# Smaller tetrahedron possible limited by a plane

• Dec 7th 2010, 07:42 AM
nvwxgn
Smaller tetrahedron possible limited by a plane
I need help with this:
Find the equation of a plane that contains the point (1, 2, 1) and intersects the coordinate axes forming the smaller (least volume) tetrahedron possible.

I really have no idea how to proceed.
• Dec 7th 2010, 09:00 AM
TheEmptySet
Quote:

Originally Posted by nvwxgn
I need help with this:
Find the equation of a plane that contains the point (1, 2, 1) and intersects the coordinate axes forming the smaller (least volume) tetrahedron possible.
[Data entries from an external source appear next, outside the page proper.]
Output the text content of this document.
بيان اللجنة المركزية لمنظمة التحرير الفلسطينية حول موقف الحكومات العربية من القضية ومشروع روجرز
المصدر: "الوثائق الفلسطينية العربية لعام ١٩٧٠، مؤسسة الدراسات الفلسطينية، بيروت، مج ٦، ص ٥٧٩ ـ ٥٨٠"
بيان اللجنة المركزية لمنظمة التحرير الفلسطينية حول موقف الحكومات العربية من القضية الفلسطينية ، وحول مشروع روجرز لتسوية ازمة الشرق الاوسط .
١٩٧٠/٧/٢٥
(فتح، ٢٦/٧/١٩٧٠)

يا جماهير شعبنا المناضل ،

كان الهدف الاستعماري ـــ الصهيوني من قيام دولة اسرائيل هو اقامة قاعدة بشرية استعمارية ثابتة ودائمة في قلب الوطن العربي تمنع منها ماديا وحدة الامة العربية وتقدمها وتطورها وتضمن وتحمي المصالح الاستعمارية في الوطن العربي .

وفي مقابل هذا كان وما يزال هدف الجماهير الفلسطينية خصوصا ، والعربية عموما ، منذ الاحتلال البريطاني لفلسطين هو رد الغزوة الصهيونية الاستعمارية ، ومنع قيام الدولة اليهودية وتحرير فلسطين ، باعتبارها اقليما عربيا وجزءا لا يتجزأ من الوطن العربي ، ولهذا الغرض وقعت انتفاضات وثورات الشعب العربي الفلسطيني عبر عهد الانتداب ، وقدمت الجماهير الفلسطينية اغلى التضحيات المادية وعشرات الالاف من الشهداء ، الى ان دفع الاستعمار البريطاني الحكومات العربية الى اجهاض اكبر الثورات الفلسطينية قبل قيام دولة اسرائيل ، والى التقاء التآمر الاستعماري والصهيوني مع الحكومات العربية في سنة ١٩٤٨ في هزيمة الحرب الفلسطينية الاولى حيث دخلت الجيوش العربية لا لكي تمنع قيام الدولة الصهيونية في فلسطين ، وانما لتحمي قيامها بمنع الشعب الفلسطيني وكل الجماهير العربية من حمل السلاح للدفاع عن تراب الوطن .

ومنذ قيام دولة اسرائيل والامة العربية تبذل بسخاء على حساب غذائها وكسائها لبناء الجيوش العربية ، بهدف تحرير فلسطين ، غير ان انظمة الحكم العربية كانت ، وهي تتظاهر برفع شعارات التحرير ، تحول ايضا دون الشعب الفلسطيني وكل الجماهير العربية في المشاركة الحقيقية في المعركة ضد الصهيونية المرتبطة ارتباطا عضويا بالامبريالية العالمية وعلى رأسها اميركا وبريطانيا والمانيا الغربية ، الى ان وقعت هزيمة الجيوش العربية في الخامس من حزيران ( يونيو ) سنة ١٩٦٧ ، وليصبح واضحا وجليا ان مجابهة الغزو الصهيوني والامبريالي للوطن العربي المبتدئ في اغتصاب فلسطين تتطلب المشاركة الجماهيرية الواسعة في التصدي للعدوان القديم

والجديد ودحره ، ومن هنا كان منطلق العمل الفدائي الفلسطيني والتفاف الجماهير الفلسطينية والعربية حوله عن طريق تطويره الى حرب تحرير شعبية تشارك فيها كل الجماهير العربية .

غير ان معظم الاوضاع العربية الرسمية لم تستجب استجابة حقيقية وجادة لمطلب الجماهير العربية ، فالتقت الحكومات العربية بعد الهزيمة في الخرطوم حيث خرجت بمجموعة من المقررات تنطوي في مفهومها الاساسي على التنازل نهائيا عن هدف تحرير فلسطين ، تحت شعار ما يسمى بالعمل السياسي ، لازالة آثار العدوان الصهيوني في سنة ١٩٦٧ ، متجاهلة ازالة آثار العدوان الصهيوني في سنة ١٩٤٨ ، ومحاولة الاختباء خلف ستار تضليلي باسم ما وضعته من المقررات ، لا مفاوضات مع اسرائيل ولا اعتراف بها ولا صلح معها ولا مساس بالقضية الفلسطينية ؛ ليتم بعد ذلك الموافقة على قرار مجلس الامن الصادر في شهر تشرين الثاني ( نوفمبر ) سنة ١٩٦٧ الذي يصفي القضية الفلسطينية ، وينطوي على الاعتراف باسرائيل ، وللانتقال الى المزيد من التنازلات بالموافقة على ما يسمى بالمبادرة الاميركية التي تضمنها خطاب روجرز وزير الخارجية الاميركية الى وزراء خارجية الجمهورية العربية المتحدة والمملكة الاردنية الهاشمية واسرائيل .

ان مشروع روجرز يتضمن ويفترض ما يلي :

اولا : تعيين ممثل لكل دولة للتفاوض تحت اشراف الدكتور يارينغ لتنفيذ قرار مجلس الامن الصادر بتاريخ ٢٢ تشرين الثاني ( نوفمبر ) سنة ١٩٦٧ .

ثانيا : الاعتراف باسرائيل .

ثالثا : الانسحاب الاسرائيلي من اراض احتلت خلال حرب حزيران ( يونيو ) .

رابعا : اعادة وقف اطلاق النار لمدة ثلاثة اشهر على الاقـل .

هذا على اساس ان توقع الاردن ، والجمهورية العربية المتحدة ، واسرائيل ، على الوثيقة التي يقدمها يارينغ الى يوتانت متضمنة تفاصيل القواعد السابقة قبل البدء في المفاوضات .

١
I really have no idea how to proceed.

Here is an outline of what needs to be done.

Attachment 20010

Using this we can make a generic equation of of this plane note that

$\displaystyle \frac{\partial z}{\partial x}=-\frac{c}{a}$
and
$\displaystyle \frac{\partial z}{\partial y}=-\frac{c}{b}$

This gives the equation of the plane as

$\displaystyle z=-\frac{c}{a}x-\frac{c}{b}y+c$ Note also since $(1,2,1)$ must be in the plane we get

$\displaystyle 1=-\frac{c}{a}-\frac{2c}{b}+c \iff abc=ab+bc+2ac$

(we will need this constraint later)

Note the volume of the tetrahedron is given by

$\displaystyle V(a,b,c)=\int_{0}^{a}\int_{0}^{-\frac{b}{a}x+b}\left( -\frac{c}{a}x-\frac{c}{b}y+c\right)dydx=\frac{1}{6}abc$

Now we need to minimize this using Lagrange multipliers. This gives the system

$\nabla V=\lambda\nabla (ab+bc+2ac-abc)$

Solving I get

$\lambda=\frac{1}{2},a=3,b=6,a=3$ This gives a volume of $9$.